I came to campus just two years after his retirement, and the university was still trying to gauge the views of President Stephen L. Weber. SDSU has just celebrated its centennial in 1997 and the campus community was beginning to look toward the university’s next 100 years.

I learned that there were several dedicated faculty and staff members (along with various students over the years) who had been working on plans for a permanent LGBT Center on campus for many years. Amazing people like long-time students affairs staffer Doug Case, Women’s Studies professors Bonnie Zimmerman and Susan Cayleff, Associated Students Executive Director Dan Cornthwaite, and French and European Studies Professor Edith J. Benkov had put together a very detailed proposal outlining what such a center would encompass. There was even a professionally sketched drawing of what they envisioned the physical space to look like.

I was first shown these plans sometime around 1999 and immediately began dreaming of what it would be like to have a space on campus for the LGBT community to call home. As a student leader of the LGBT Student Union (now called the Queer Student Union), I immediately became interested in advocating for this proposal to be dusted off and put into action. But as a wide-eyed 20 year old, I didn’t realize that these things don’t always come as easily as we would hope.

That original proposal went through several rewrites over the next decade, with a group we formed called the Pride Action Committee taking the biggest leap forward by updating the original proposal, and submitting it to university officials in 2008.

Between 1998 and the time I left the my staff position at the university in 2011 (exactly two years ago this week), I had the privilege of working with so many dedicated students, faculty, staff, administrators, and alumni who literally changed the face of the university’s support of the LGBT community.

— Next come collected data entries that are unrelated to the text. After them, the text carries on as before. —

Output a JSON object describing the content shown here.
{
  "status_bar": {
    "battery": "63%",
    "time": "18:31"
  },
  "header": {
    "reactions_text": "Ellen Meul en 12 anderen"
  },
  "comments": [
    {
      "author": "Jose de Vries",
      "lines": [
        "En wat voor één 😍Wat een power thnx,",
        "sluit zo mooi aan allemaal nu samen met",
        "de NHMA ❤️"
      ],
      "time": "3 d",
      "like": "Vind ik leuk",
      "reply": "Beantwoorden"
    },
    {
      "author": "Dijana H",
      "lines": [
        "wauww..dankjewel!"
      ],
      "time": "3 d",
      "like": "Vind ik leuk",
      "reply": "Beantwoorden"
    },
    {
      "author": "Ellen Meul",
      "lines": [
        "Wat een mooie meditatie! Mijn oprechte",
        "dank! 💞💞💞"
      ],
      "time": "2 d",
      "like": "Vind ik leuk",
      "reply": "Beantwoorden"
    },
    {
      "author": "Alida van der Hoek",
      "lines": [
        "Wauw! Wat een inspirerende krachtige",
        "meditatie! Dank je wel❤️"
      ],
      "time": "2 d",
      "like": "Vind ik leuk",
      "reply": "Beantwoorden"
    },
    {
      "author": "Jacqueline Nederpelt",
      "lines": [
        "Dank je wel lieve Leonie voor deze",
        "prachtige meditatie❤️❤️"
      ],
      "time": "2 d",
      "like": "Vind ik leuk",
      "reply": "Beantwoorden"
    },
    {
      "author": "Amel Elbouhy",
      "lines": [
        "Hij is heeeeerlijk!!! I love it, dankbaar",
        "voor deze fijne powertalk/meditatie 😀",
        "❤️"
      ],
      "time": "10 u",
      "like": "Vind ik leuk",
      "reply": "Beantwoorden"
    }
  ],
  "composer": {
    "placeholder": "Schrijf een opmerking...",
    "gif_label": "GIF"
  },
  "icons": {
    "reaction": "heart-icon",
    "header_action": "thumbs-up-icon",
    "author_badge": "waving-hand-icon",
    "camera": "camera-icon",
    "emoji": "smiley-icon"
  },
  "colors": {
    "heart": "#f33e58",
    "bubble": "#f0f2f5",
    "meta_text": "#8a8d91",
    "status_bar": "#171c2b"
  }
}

While the university has a rich history of activism within the LGBT community—including one of the earliest organized LGBT groups in the region, the Gay Liberation Front, formed at SDSU in 1970—it has not been until recently that the LGBT community has been welcomed with open arms.

In 2007, we organized the first Rainbow Flag Raising on the campus, to commemorate San Diego Pride weekend and the 30th anniversary of the rainbow flag’s designation as a symbol of equality for the LGBT community. While the university approved the activity, getting the word out was a challenge. I was told that the university would not be actively promoting the event, and that we were on our own if we wanted to get media attention.

Today, the July flag raising has become a campus tradition, sponsored by now President Eliott Hirshman’s office, and receives a significant amount of exposure across the university’s various communications platforms.

This is just one of example of the many challenges we encountered over the last decade in trying to get the LGBT community recognized, served, and taken care of at SDSU. The time had passed where rotating casts of student leaders would try to hold the glue together for the community, and where an unofficial network of faculty and departments across campus tried to provide services.

In just a few short years, we’ve seen SDSU launch an LGBT Studies minor, and then a major, launch a website dedicated to the LGBT community on campus, provide additional resources and support to the community, and in January, open the first ever Pride Resource Center.

That SDSU has achieved this tremendous step makes me think back and reflect on the many great people who worked to make this happen – many of them long before I ever even knew that SDSU would become such a major part of my adult life.

While no center, program, or event can completely wipe out the struggles that LGBT students face, this space will provide a cohesiveness for the flourishing LGBT community on campus that has been needed for a long time.